MARTINSBURG, Neb. (AP) - When he was in high school, Charley Mahler witnessed a near tragedy from the back seat of a car full of kids.
He still can see the events unfold in his mind, and it’s the thought that a friend could have died because of the careless handling of a gun that led him to say yes when asked more than 40 years ago if he’d teach hunter education classes to area youth.
“I thought what a better way to teach kids,” said Mahler, a Martinsburg farmer who began teaching hunter education classes in the early 1970s after Dick Turpin, a local game warden at the time, asked him if he’d be interested.
Mahler’s been at it ever since, teaching the four-week classes twice a year through Nebraska Game and Parks.
“It was pretty rough when we started. We had it at the school in Ponca and told the kids to bring the gun they were going to hunt with to school,” Mahler said, laughing at the memory of asking kids to bring guns and ammunition to school.
As is the case in most volunteer programs, there’s a long list of people involved, and for 25 years, Doug Smith has been there with Mahler, two long-serving members of a team made up of a number of other hunting and shooting enthusiasts who help young people — and a few adults — from a four-county area learn how to safely handle guns and hunt responsibly.
“It’s the idea of trying to keep children safe and don’t let them start with any bad habits,” Smith said. “Being in such a small community, we really stress safety. We probably know most of the kids or their parents, and we don’t want something to happen.”
Mahler doesn’t want to see a repeat of the incident that continues to inspire him to teach gun safety.
While in high school, he was riding to school in a car packed full of kids. The driver stopped and pulled out a shotgun to shoot at squirrels. When he shoved the gun back in the car, the hammers were cocked and the gun discharged when he slammed the door.
Mahler said the shot shredded the car’s seat and the shirt of one of the boys, whose arm was peppered with shotgun pellets. Had the shot been a couple of inches over, that boy could have been killed.
“You teach kids you can’t call that shot back,” Mahler said of the importance of the hunter education class.
According to the Sioux City Journal (https://bit.ly/2dOXwoV ), it’s why on four recent Monday nights, the volunteer teachers gathered with 15 students in the Martinsburg Fire Hall, where they’ve met since it was built in 2014, to show kids how to properly load and unload different kinds of guns. They teach the kids how to carry their guns safely and the various shooting positions.
“Some of them have never handled a gun.
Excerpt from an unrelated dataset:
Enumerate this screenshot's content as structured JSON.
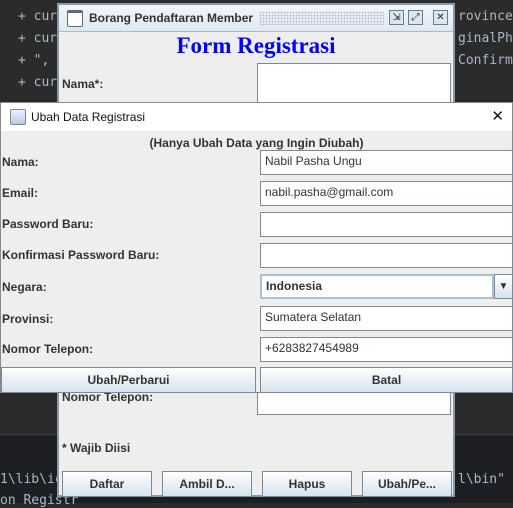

Some of them think they’ll never hunt, but they want to learn how to handle a gun,” said Smith, Dixon County’s noxious weed superintendent.
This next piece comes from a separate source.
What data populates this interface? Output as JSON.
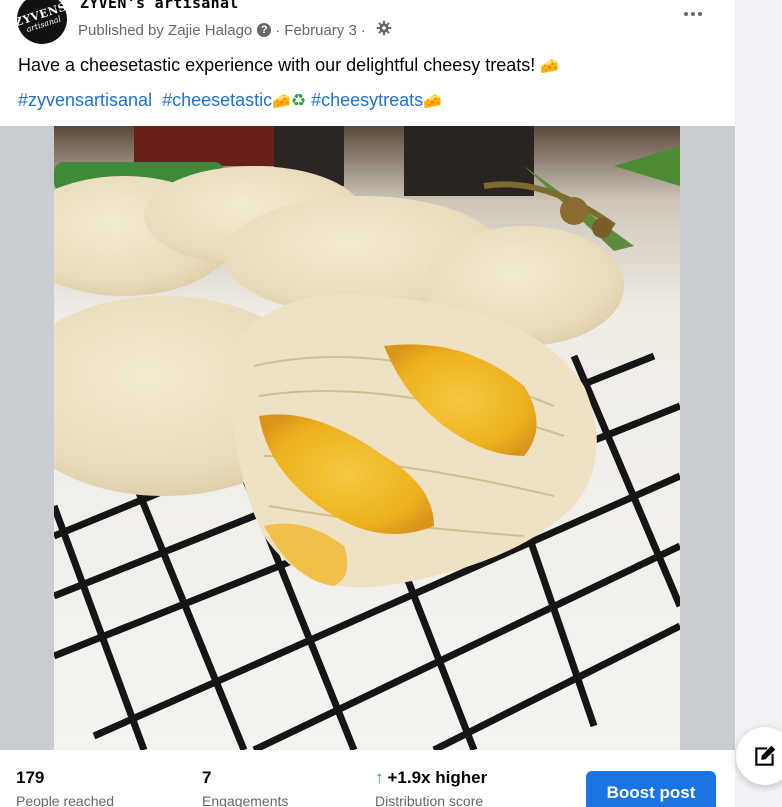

Other lessons include conservation and hunting ethics, such as always getting permission from landowners to hunt on their land and picking up after themselves while out in the field.
The emphasis always comes back to safety, starting with helping students identify the parts of a gun and teaching them how each piece works.
“I enjoy handling the guns with the kids and teaching them to be safe,” Mahler said. “You want to get those guys on the straight path.”
Smith, who said he began hunting as soon as he could walk and hold a gun while growing up on a farm north of Allen, Nebraska, wants to see the next generation of hunters enjoy hunting and other shooting sports.
“I just want the students to be able to have the chance to hunt and to hunt safely like I did when I was a kid,” he said.
With the help of Mahler, Smith and the other volunteers, dozens of kids are getting that shot.